Sempat muncul tanda pagar #OTTRecehan yang diinisiasi jaksa di lingkungan Kejaksaan Agung. #OTTRecehan itu disebut merupakan rasa kecewa para jaksa atas perbuatan Kasi Intel III Kejaksaan Tinggi Bengkulu Parlin Purba yang ditangkap KPK.
Wakil Ketua KPK Laode M Syarif pun bicara panjang-lebar tentang #OTTRecehan tersebut. Menurut Syarif, besaran uang yang disita saat OTT tidak menjadi patokan.
"Ngapain cuma Rp 10 juta? Ngapain juga cuma Rp 50 juta? Tapi, di balik recehan itu sebenarnya ada miliaran. OTT terakhir yang dilakukan Rp 10 juta dan itu yang diributin sebagai OTT recehan," ucap Syarif di kantornya, Jalan Kuningan Persada, Jakarta Selatan, Senin (19/6/2017).
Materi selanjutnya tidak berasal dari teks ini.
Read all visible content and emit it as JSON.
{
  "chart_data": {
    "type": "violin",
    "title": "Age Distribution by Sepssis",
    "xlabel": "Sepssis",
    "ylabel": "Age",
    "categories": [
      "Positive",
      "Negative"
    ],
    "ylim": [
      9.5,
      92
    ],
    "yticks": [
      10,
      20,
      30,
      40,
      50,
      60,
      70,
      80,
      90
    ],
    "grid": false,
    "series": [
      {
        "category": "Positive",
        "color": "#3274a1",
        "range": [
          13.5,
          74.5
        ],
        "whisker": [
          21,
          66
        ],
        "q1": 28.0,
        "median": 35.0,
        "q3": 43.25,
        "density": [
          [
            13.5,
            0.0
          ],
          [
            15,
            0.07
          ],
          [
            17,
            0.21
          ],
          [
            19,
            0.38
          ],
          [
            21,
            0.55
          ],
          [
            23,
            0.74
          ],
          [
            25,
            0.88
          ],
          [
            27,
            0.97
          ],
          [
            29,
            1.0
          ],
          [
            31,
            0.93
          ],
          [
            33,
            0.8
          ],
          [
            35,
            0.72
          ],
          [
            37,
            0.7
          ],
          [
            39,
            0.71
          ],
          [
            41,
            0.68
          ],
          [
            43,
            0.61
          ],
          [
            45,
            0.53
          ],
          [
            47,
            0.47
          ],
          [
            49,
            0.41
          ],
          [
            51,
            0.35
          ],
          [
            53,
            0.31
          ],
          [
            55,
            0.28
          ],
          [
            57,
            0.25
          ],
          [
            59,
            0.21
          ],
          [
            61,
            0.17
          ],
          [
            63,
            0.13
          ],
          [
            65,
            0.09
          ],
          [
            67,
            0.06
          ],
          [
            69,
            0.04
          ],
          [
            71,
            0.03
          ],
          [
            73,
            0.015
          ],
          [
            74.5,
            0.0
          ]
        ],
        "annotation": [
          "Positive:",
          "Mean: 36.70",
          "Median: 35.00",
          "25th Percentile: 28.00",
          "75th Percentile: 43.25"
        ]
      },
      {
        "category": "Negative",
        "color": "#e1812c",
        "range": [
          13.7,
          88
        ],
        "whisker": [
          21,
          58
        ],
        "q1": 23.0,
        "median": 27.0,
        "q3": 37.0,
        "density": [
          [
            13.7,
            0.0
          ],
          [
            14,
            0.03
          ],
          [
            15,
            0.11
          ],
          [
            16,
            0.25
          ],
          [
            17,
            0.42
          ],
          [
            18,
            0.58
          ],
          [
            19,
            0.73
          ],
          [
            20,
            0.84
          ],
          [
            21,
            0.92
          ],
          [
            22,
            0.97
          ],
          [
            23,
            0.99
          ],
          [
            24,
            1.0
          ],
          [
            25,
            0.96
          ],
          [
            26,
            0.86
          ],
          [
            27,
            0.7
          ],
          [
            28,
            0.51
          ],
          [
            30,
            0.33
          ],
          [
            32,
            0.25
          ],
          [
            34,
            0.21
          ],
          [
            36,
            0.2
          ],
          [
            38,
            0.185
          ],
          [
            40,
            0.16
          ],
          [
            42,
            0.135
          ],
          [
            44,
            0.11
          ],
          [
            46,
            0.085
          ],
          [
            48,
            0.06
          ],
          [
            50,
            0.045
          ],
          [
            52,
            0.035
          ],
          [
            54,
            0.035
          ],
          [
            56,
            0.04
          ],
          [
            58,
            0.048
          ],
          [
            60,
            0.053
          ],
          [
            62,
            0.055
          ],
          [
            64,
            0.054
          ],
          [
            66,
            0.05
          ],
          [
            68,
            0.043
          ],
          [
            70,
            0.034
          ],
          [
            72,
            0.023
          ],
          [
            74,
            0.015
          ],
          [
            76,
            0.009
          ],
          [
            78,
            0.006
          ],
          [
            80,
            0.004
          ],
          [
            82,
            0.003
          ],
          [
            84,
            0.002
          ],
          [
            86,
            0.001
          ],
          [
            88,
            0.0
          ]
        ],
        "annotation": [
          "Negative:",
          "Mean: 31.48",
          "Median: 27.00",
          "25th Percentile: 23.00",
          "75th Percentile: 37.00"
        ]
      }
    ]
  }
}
Menurut Syarif, proyek yang ada di Bengkulu yang berbau suap itu sudah ada bagiannya untuk urusan rasuah. Bahkan bagian-bagian itu sudah tertulis dalam dokumen.
"Bagi satgas atau yang ada di sini, ikut itu, di dalam satu proyek besar yang di Bengkulu itu. Itu sudah ditulis ada 6 persen dari anggaran itu, dipakai 3 persen untuk internal, which is yang punya proyek, dan 3 persen lagi dipakai eksternal, yang salah satunya aparat penegak hukum. Itulah yang ditangkap untuk menyelamatkan 6 persen dari jumlah proyek itu. Itu yang ingin kami kerjakan," sebut Syarif.
Syarif lalu menceritakan tentang salah satu OTT KPK yang 'hanya' menangkap seorang pegawai negeri sipil di Pengadilan Negeri Jakarta Utara. Dia adalah Rohadi, yang 'hanya' sebagai PNS.
"Dalam satu pertemuan, waktu itu ada yang bilang ke Pak Agus, 'Pak Agus, Rp 50 juta itu orang polres saja yang tangkap, masak KPK?' Tapi apa yang terjadi di balik Rp 50 juta?" ucap Syarif.
"Rohadi cuma panitera pengadilan. Dia pergi dengan voorijder setiap hari, punya rumah sakit, punya amusment park, punya 17 mobil mewah kalau nggak salah, punya beberapa rumah mewah, punya istri lebih dari satu, penyanyi dangdut. Ya Rp 50 juta, tetapi kita save puluhan atau ratusan miliar," sambung Syarif.